Bloom started with the Rays as an intern after studying at Yale and has been part of an organization that’s been a trailblazer in Major League Baseball.
The Rays operated with a 2019 payroll of $60 million, lowest in the majors, but won 96 games and made it to the American League Division Series, where they lost to the Astros in the fifth game of a best-of-five.
The Rays have never operated with a payroll above $76 million but have made the playoffs in five of the last 12 years, winning 90 games or more in seven of those years, despite being heavily out-spent by their A.L. East competitors.
Perhaps more importantly, they’ve traditionally been so good at what the Red Sox have done so poorly, which is developing homegrown starting pitchers.
The Rays also invented the opener, a starting pitcher who only pitches for an inning or two before turning it over to the bullpen, a trend that other teams have begun to follow.

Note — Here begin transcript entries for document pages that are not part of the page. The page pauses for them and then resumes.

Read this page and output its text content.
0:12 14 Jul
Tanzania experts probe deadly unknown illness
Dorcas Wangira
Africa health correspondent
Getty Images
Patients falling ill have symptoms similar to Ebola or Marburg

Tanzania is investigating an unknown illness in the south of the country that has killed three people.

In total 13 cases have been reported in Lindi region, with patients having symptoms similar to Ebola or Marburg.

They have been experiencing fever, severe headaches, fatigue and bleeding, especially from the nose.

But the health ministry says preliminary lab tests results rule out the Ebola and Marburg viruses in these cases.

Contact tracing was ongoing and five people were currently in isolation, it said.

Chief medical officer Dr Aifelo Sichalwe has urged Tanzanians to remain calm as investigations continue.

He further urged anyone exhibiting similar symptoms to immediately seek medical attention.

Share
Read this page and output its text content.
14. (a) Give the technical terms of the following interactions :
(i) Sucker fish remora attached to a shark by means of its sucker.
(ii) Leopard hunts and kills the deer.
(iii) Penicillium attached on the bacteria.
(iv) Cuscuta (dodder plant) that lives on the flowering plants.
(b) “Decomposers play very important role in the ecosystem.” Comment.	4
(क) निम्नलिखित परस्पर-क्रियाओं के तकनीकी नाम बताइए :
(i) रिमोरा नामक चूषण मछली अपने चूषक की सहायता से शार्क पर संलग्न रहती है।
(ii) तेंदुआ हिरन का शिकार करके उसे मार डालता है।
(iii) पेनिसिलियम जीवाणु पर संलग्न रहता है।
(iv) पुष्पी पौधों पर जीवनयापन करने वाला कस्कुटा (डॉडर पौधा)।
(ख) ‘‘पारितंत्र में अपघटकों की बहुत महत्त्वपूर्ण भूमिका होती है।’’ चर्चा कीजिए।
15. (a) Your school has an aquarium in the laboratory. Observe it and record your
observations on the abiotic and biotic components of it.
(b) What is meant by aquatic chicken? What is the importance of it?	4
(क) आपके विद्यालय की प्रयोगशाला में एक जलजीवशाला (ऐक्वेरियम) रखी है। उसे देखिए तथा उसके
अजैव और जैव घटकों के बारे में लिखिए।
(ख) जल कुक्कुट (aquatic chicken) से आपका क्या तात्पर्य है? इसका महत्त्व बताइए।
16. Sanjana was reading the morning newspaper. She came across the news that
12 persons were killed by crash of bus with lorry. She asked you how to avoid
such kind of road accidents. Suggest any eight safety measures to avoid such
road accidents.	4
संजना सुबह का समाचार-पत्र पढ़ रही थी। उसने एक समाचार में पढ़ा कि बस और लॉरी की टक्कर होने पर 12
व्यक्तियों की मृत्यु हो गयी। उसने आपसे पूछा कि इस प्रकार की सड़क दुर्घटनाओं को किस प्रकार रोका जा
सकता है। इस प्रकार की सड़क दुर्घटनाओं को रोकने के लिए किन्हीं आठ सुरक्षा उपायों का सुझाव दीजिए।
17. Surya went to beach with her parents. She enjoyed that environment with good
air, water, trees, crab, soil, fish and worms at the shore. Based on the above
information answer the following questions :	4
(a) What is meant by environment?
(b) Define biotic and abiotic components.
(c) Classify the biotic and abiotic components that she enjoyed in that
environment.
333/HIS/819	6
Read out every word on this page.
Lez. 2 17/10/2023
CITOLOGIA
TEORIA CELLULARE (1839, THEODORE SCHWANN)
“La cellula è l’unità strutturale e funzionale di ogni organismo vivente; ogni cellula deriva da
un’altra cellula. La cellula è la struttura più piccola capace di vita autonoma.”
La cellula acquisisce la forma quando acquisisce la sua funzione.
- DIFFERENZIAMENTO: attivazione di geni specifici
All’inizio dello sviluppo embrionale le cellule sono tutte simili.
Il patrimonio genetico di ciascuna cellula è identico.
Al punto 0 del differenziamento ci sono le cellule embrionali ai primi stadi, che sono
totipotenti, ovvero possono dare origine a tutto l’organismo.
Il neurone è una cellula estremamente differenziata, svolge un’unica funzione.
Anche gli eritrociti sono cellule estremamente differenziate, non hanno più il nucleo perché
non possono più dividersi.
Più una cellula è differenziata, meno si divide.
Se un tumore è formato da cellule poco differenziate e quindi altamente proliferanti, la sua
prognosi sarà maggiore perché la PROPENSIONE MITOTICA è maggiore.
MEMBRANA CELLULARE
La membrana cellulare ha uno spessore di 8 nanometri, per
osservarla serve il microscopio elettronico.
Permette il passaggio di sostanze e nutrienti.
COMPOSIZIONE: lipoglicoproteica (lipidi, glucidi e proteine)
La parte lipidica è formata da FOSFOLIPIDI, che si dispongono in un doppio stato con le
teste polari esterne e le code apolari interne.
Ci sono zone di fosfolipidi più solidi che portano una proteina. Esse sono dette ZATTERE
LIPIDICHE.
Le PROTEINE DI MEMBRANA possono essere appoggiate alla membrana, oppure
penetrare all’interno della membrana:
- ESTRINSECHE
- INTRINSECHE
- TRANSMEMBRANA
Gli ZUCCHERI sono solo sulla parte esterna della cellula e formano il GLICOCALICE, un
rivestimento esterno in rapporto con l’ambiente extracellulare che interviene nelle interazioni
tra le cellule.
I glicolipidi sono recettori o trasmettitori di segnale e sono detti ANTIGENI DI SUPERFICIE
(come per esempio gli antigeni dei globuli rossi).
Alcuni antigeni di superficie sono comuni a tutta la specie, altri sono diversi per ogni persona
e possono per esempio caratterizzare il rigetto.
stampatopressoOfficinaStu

Asked why he’s stayed with the organization for a feature story in The Athletic earlier this year, Bloom said, “This organization is a really, really special place. I’m not even talking about the success we’ve been fortunate to have early this season and last year. But the people we have throughout the organization. It extends past the product on the field. There’s a lot of work that goes into it all, and I’m genuinely happy.
“We have 200-plus full-time employees with baseball operations, and to a person, they are very special people. It is really a family environment. There’s a lot of trust here, and we really try to have each other’s backs. It’s a great feeling to come to work every day and try to build something special.”